Jika Majnun Membenci Layla


Hakikatnya cinta itu sebuah timbal balik, yang nyata dan bersua. Memberi walau papa tak berdaya. Lalu, jika menadaburi banyak kisah percintaan, dapat ditarik sebuah benang merah. Mereka lantas mau berjuang, kepada perasaan semu yang kadang tidak tumbuh sebaiknya. Serta dengan kalimah Tuhanlah Alfa lantas meneguhkan hati. Menghindari segala macam pintu maksiat yang membuatnya berpaling dari sang Rabbi. Termasuk terhadap godaan wanita paling cantik di kampusnya, Laira. 

Laira itu aneh. Dengan segenap daya dan upaya nya, selalu saja bertingkah menggodanya. Bibirnya yang merah ranum, dan bulu mata nya yang melentik indah, memang pantas membuatnya dijuluki primadona. Lantas, setiap kali mengingat siluet wajah Laira, Alfa mengusap wajahnya sambil bergumam istighfar. Entah sudah berapa kali, Alfa menolak bekal buatan Laira yang katanya dibuat dengan sepenuh raga jiwa itu. Takutnya jika diterima lantas ia berharap penuh suka cita.

Perempuan mana yang tidak tergoda dengan paras seindah milik Alfa. Hidung mancungnya yang berpadu dengan tubuh tinggi semampai. Belum lagi akhlak seperti sahabat Nabi, dengan sikap jahat penuh tatapan amarah, membuat Laira benar-benar mengingkan lelaki itu. Entah untuk menjadi apa, karena untuk hubungan haram yang bodohnya sering Laira adukan pada Tuhan, sudah pasti Alfa tidak akan mau. Ini bukan lagi soal betapa harga dirinya sering terinjak, tidak peduli. Jelas hanya pria seperti Alfa, yang akan membuat ia menjadi wanita baik-baik ke depannya.

Alfa pun sama halnya dengan mereka yang juga menginginkan hubungan manis dengan lawan jenisnya. Namun bedanya, Alfa mampu menahan sekuat yang ia bisa demi hubungan di masa depannya yang lebih indah dan ia harap dapat diridhoi Tuhannya, yang tidak lain mustahil didapat melalui jalur pacaran. 

Suatu hari, Laira kembali mendatangi Alfa dengan membawa bekal buatannya yang sudah dihias indah. Dan lagi-lagi, Alfa menolaknya. 

“Kalau yang ini diterima, besok aku janji ga akan buatin kamu bekal lagi.
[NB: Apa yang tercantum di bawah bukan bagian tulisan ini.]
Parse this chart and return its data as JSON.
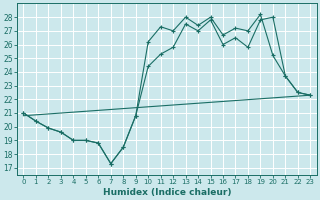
{
  "title": "",
  "xlabel": "Humidex (Indice chaleur)",
  "ylabel": "",
  "bg_color": "#cce8ec",
  "grid_color": "#ffffff",
  "line_color": "#1a6e65",
  "xlim": [
    -0.5,
    23.5
  ],
  "ylim": [
    16.5,
    29.0
  ],
  "yticks": [
    17,
    18,
    19,
    20,
    21,
    22,
    23,
    24,
    25,
    26,
    27,
    28
  ],
  "xticks": [
    0,
    1,
    2,
    3,
    4,
    5,
    6,
    7,
    8,
    9,
    10,
    11,
    12,
    13,
    14,
    15,
    16,
    17,
    18,
    19,
    20,
    21,
    22,
    23
  ],
  "series1_x": [
    0,
    1,
    2,
    3,
    4,
    5,
    6,
    7,
    8,
    9,
    10,
    11,
    12,
    13,
    14,
    15,
    16,
    17,
    18,
    19,
    20,
    21,
    22,
    23
  ],
  "series1_y": [
    21.0,
    20.4,
    19.9,
    19.6,
    19.0,
    19.0,
    18.8,
    17.3,
    18.5,
    20.8,
    26.2,
    27.3,
    27.0,
    28.0,
    27.4,
    28.0,
    26.7,
    27.2,
    27.0,
    28.2,
    25.2,
    23.7,
    22.5,
    22.3
  ],
  "series2_x": [
    0,
    1,
    2,
    3,
    4,
    5,
    6,
    7,
    8,
    9,
    10,
    11,
    12,
    13,
    14,
    15,
    16,
    17,
    18,
    19,
    20,
    21,
    22,
    23
  ],
  "series2_y": [
    21.0,
    20.4,
    19.9,
    19.6,
    19.0,
    19.0,
    18.8,
    17.3,
    18.5,
    20.8,
    24.4,
    25.3,
    25.8,
    27.5,
    27.0,
    27.8,
    26.0,
    26.5,
    25.8,
    27.8,
    28.0,
    23.7,
    22.5,
    22.3
  ],
  "series3_x": [
    0,
    23
  ],
  "series3_y": [
    20.8,
    22.3
  ]
}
Jadi, tolong ya,” pinta Laira yang entah kenapa hari ini terlihat kalem, tidak bar-bar seperti hari hari biasa ia menawarkan bekalnya untuk Alfa. 

Alfa diam sebentar memandangi kotak bekal yang dibawa Laira. Sebenarnya ia kasihan, tapi bagaimana lagi. Daripada ke depannya jadi lebih ribet. Namun akhirnya untuk kali pertama, Alfa menerima bekal pemberian Laira. 

“Oke, pertama dan terakhir ya. Terima kasih.” Alfa pun mengambil kotak bekal tersebut dari tangan Laira. Dan anehnya, Laira langsung pergi padahal biasanya ia akan menunggu sampai Alfa yang hilang terlebih dahulu dari pandangannya. 

Keesokan harinya, Alfa mengembalikan kotak bekal milik Laira. Dan ternyata hari pengembalian itu menjadi hari terakhir komunikasi di antara mereka. Selanjutnya, Laira tidak terlihat lagi mendatangi Alfa untuk memberi bekal maupun sekedar menyapa genit seperti biasanya. Alfa yang berujung penasaran akhirnya memilih diam-diam memperhatikan tingkah Laira. 

Laira kini menjadi sosok santun yang tidak banyak bergaul dengan lawan jenisnya, menjadi kalem dan lebih berwibawa. Hal itu terjadi secara istiqomah sampai di tahun terakhir kuliahnya. Membuat Alfa akhirnya mantap menjadikan Laira sebagai satu sosok yang ingin ia kenalkan pada orang tuanya dalam jalur resmi tanpa maksiat melihat bagaimana perubahan drastis yang terjadi secara hebat dalam dirinya. 

Adapun hal yang tidak akan pernah Alfa ketahui adalah di hari bekal Laira diterima olehnya, malamnya Laira sempat shalat istikharah untuk pertama kali dalam hidupnya. Dan kala itu ia berdoa dengan sungguh-sungguh meminta petunjuk dari tuhannya.

“Ya Allah, jika Engkau membuat tangan Alfa mau menerima bekal dariku, maka aku sungguh akan menjauhinya. Dan jika hari itu adalah besok, maka itu berarti aku memang penuh dosa dan Engkau sedang murka kepadaku.”